Gender Gestapo to the rescue: The film itself makes much of the fact that Miranda tells Mr. Big, already suffering from his perennial doubts, that “you two are crazy to get married.” There’s less emphasis on the fact that it’s Charlotte who finally prevents Carrie from coming together with the apologetic Big, and even though he shows up in time to save the wedding, even though Carrie has already climbed out of the limo to meet him, it’s Charlotte who grabs her and hides her face from him—just as the dress, or its veil accessory, hid her face earlier when he was waiting in the car, beseeching, ‘Come on baby, just turn around so I can see you.’ It’s Charlotte again who shouts NO repeatedly at Big as she packs her girlfriend back into the car, “like a cream puff through a keyhole,” in the words of the wedding planner, words that perfectly describe the film’s job of stuffing its female characters back inside the lines.

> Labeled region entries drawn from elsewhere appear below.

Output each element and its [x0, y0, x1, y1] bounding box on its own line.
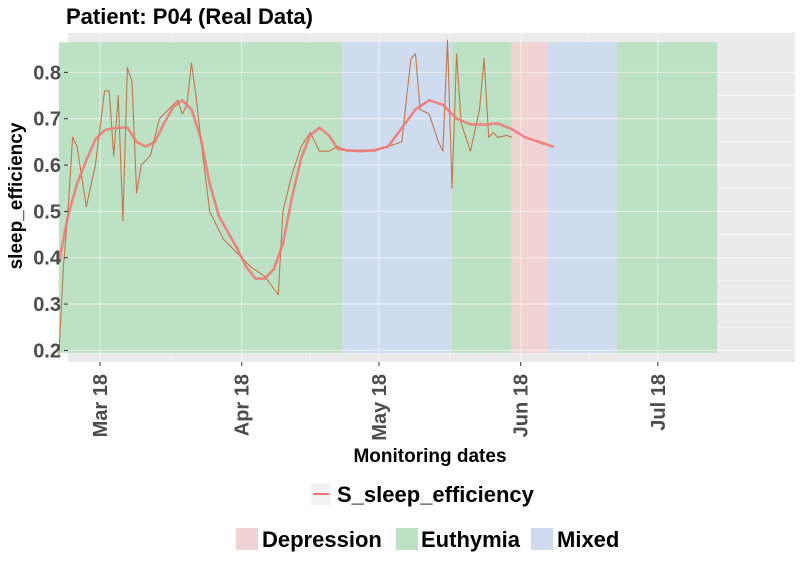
y-tick-label: 0.7	[33, 109, 61, 131]
y-tick-label: 0.3	[33, 294, 61, 316]
legend-label-euthymia: Euthymia	[421, 527, 521, 552]
legend-key-euthymia	[396, 528, 418, 550]
x-tick-label: Jul 18	[648, 374, 670, 431]
chart-title: Patient: P04 (Real Data)	[66, 4, 313, 29]
y-tick-label: 0.5	[33, 201, 61, 223]
y-tick-label: 0.6	[33, 155, 61, 177]
band-mixed	[548, 42, 617, 353]
x-tick-label: Jun 18	[511, 374, 533, 437]
y-tick-label: 0.8	[33, 62, 61, 84]
series-line-s-sleep-efficiency	[57, 98, 555, 280]
y-tick-label: 0.4	[33, 248, 62, 270]
legend-label-s-sleep-efficiency: S_sleep_efficiency	[337, 482, 535, 507]
legend: S_sleep_efficiency Depression Euthymia Mixe…	[236, 482, 619, 552]
legend-label-mixed: Mixed	[557, 527, 619, 552]
y-axis: 0.2 0.3 0.4 0.5 0.6 0.7 0.8	[33, 62, 68, 362]
legend-label-depression: Depression	[262, 527, 382, 552]
x-tick-label: May 18	[369, 374, 391, 441]
series-lines	[57, 39, 555, 356]
grid-major	[68, 33, 795, 362]
band-euthymia	[452, 42, 512, 353]
band-mixed	[342, 42, 453, 353]
y-axis-label: sleep_efficiency	[6, 122, 27, 269]
legend-key-mixed	[531, 528, 553, 550]
band-euthymia	[616, 42, 718, 353]
x-tick-label: Apr 18	[232, 374, 254, 436]
y-tick-label: 0.2	[33, 340, 61, 362]
x-axis: Mar 18 Apr 18 May 18 Jun 18 Jul 18	[90, 362, 670, 441]
x-axis-label: Monitoring dates	[353, 446, 506, 467]
x-tick-label: Mar 18	[90, 374, 112, 437]
band-depression	[511, 42, 549, 353]
band-euthymia	[58, 42, 343, 353]
series-line-sleep-efficiency	[58, 39, 513, 356]
legend-key-depression	[236, 528, 258, 550]
state-bands	[58, 42, 718, 353]
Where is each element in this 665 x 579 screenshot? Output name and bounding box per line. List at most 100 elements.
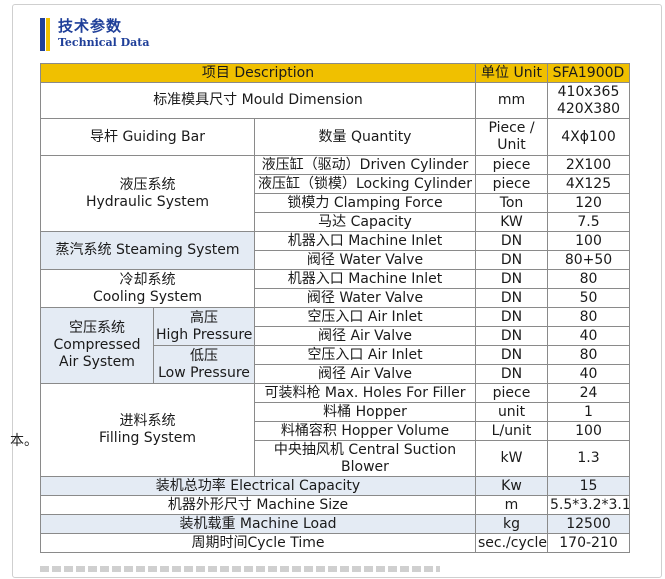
side-text: 本。 <box>10 433 38 449</box>
compressed-label: 空压系统 Compressed Air System <box>40 307 154 384</box>
row-value: 80 <box>547 307 630 327</box>
row-value: 5.5*3.2*3.1 <box>547 495 630 515</box>
row-unit: DN <box>475 326 548 346</box>
table-row: 料桶 Hopper unit 1 <box>41 402 630 422</box>
row-sub: 机器入口 Machine Inlet <box>254 231 476 251</box>
row-unit: DN <box>475 307 548 327</box>
row-sub: 马达 Capacity <box>254 212 476 232</box>
section-title: 技术参数 <box>58 17 123 35</box>
row-value: 50 <box>547 288 630 308</box>
machine-load-label: 装机载重 Machine Load <box>40 514 476 534</box>
truncated-footnote <box>40 566 440 572</box>
row-unit: kW <box>475 440 548 477</box>
row-value: 80 <box>547 345 630 365</box>
row-value: 100 <box>547 421 630 441</box>
filling-label-cn: 进料系统 <box>119 413 176 429</box>
row-sub-line-2: Blower <box>341 458 389 475</box>
machine-size-label: 机器外形尺寸 Machine Size <box>40 495 476 515</box>
header-description: 项目 Description <box>40 63 476 83</box>
table-row: 进料系统 Filling System 可装料枪 Max. Holes For F… <box>40 383 630 477</box>
table-row: 液压系统 Hydraulic System 液压缸（驱动）Driven Cylin… <box>40 155 630 232</box>
filling-label: 进料系统 Filling System <box>40 383 255 477</box>
table-row: 空压系统 Compressed Air System 高压 High Pressure… <box>40 307 630 384</box>
row-unit: Kw <box>475 476 548 496</box>
guiding-value: 4Xϕ100 <box>547 118 630 156</box>
table-row: 蒸汽系统 Steaming System 机器入口 Machine Inlet … <box>40 231 630 270</box>
hydraulic-label-cn: 液压系统 <box>119 176 176 193</box>
row-unit: DN <box>475 364 548 384</box>
technical-data-table: 项目 Description 单位 Unit SFA1900D 标准模具尺寸 M… <box>40 63 630 553</box>
row-sub: 阀径 Air Valve <box>254 326 476 346</box>
table-row: 装机总功率 Electrical Capacity Kw 15 <box>40 476 630 496</box>
row-sub: 液压缸（锁模）Locking Cylinder <box>254 174 476 194</box>
guiding-sub: 数量 Quantity <box>254 118 476 156</box>
table-row: 液压缸（锁模）Locking Cylinder piece 4X125 <box>41 174 630 194</box>
row-unit: unit <box>475 402 548 422</box>
table-header-row: 项目 Description 单位 Unit SFA1900D <box>40 63 630 83</box>
table-row: 阀径 Air Valve DN 40 <box>41 326 630 346</box>
row-unit: sec./cycle <box>475 533 548 553</box>
cooling-label-en: Cooling System <box>92 288 203 305</box>
table-row: 导杆 Guiding Bar 数量 Quantity Piece / Unit … <box>40 118 630 156</box>
row-value: 170-210 <box>547 533 630 553</box>
row-unit: kg <box>475 514 548 534</box>
row-value: 40 <box>547 364 630 384</box>
header-unit: 单位 Unit <box>475 63 548 83</box>
row-unit: piece <box>475 155 548 175</box>
hydraulic-label-en: Hydraulic System <box>85 193 210 210</box>
cycle-time-label: 周期时间Cycle Time <box>40 533 476 553</box>
low-pressure-label: 低压 Low Pressure <box>153 345 255 384</box>
row-value: 12500 <box>547 514 630 534</box>
row-value: 1 <box>547 402 630 422</box>
row-sub: 液压缸（驱动）Driven Cylinder <box>254 155 476 175</box>
row-unit: DN <box>475 250 548 270</box>
header-model: SFA1900D <box>547 63 630 83</box>
row-sub-line-1: 中央抽风机 Central Suction <box>273 441 457 458</box>
filling-label-en: Filling System <box>98 430 196 446</box>
mould-value: 410x365 420X380 <box>547 82 630 119</box>
page-frame <box>12 4 662 578</box>
low-pressure-en: Low Pressure <box>158 364 250 381</box>
guiding-unit: Piece / Unit <box>475 118 548 156</box>
row-sub: 空压入口 Air Inlet <box>254 307 476 327</box>
cooling-label-cn: 冷却系统 <box>119 271 176 288</box>
row-sub: 料桶容积 Hopper Volume <box>254 421 476 441</box>
row-sub: 阀径 Air Valve <box>254 364 476 384</box>
high-pressure-label: 高压 High Pressure <box>153 307 255 346</box>
row-value: 1.3 <box>547 440 630 477</box>
brand-bar-yellow <box>46 18 50 51</box>
table-row: 低压 Low Pressure 空压入口 Air Inlet DN 80 <box>41 345 630 384</box>
row-unit: m <box>475 495 548 515</box>
mould-unit: mm <box>475 82 548 119</box>
row-unit: L/unit <box>475 421 548 441</box>
row-unit: Ton <box>475 193 548 213</box>
table-row: 标准模具尺寸 Mould Dimension mm 410x365 420X380 <box>40 82 630 119</box>
row-unit: piece <box>475 383 548 403</box>
mould-value-2: 420X380 <box>556 100 621 117</box>
row-value: 80 <box>547 269 630 289</box>
row-unit: DN <box>475 345 548 365</box>
row-unit: DN <box>475 269 548 289</box>
cooling-label: 冷却系统 Cooling System <box>40 269 255 308</box>
row-value: 80+50 <box>547 250 630 270</box>
compressed-label-en-2: Air System <box>59 354 135 370</box>
row-value: 15 <box>547 476 630 496</box>
row-unit: KW <box>475 212 548 232</box>
compressed-label-en-1: Compressed <box>53 337 141 353</box>
row-sub: 中央抽风机 Central Suction Blower <box>254 440 476 477</box>
low-pressure-cn: 低压 <box>190 347 218 364</box>
section-subtitle: Technical Data <box>58 36 150 49</box>
table-row: 冷却系统 Cooling System 机器入口 Machine Inlet DN… <box>40 269 630 308</box>
table-row: 周期时间Cycle Time sec./cycle 170-210 <box>40 533 630 553</box>
row-sub: 可装料枪 Max. Holes For Filler <box>254 383 476 403</box>
brand-bar-blue <box>40 18 45 51</box>
high-pressure-cn: 高压 <box>190 309 218 326</box>
compressed-label-cn: 空压系统 <box>69 320 125 336</box>
row-value: 40 <box>547 326 630 346</box>
mould-label: 标准模具尺寸 Mould Dimension <box>40 82 476 119</box>
table-row: 装机载重 Machine Load kg 12500 <box>40 514 630 534</box>
row-unit: DN <box>475 231 548 251</box>
row-unit: DN <box>475 288 548 308</box>
electrical-capacity-label: 装机总功率 Electrical Capacity <box>40 476 476 496</box>
row-value: 4X125 <box>547 174 630 194</box>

Miranda first tries to confess her having scared Big away from the wedding while wearing a scary witch’s hat and compulsively pulling a combination of witch props and feminine hygiene products off the drugstore shelves, just after commenting, “Witch or sexy kitten—those are the only two costumes for women.” The conclusion of the Sex and the City movie offers two other costumes in place of those: modest bride (Carrie in her thrift-shop suit) or modest mother (Charlotte with her astonishingly covered-up, colorful beachball-like maternity wardrobe). Both are suitably nurturing of others—particularly of the men who are always—with the film’s total approval—busting outside the lines and out of their pants, begging for everyone to just be themselves, to let it all hang out. When Steve begs Miranda to come back to their marriage, there’s a huge penis right between their faces in the mural on the wall. The first thing Steve had said when she walked out on him was “It’s still me,” and indeed that pantsless penis hanging on the wall is what got him into trouble and is also the essential “me,” the truth he confessed about himself, King Lear’s “unaccommodated man,” begging to be accommodated by his woman. The first thing Carrie said when Big expressed his fears about playing the gender roles, “this whole bride and groom thing,” was, “Remember it’s just you and me doing this, nobody else.” With her bridal drag costume covering her face, however, he’s as little willing to recognize that it’s still her as Miranda is to recognize the errant Steve. Carrie and Miranda both need the Gender Gestapo to help them find the right costume (as Miranda concludes in the drugstore scene, covering her face with the scariest mask in the place, “Maybe I should just wear this and a briefcase and go as myself”). Chickbusted, Carrie finally becomes “herself” by becoming more open and sensitive to the needs of the man who’s too Big to stay inside the lines, and suitably, becomingly, contains herself inside the modest lines of her thrift-shop wedding suit.
Only the Cinderella Manolos remind us that even fairy-tale princesses have always been hazed.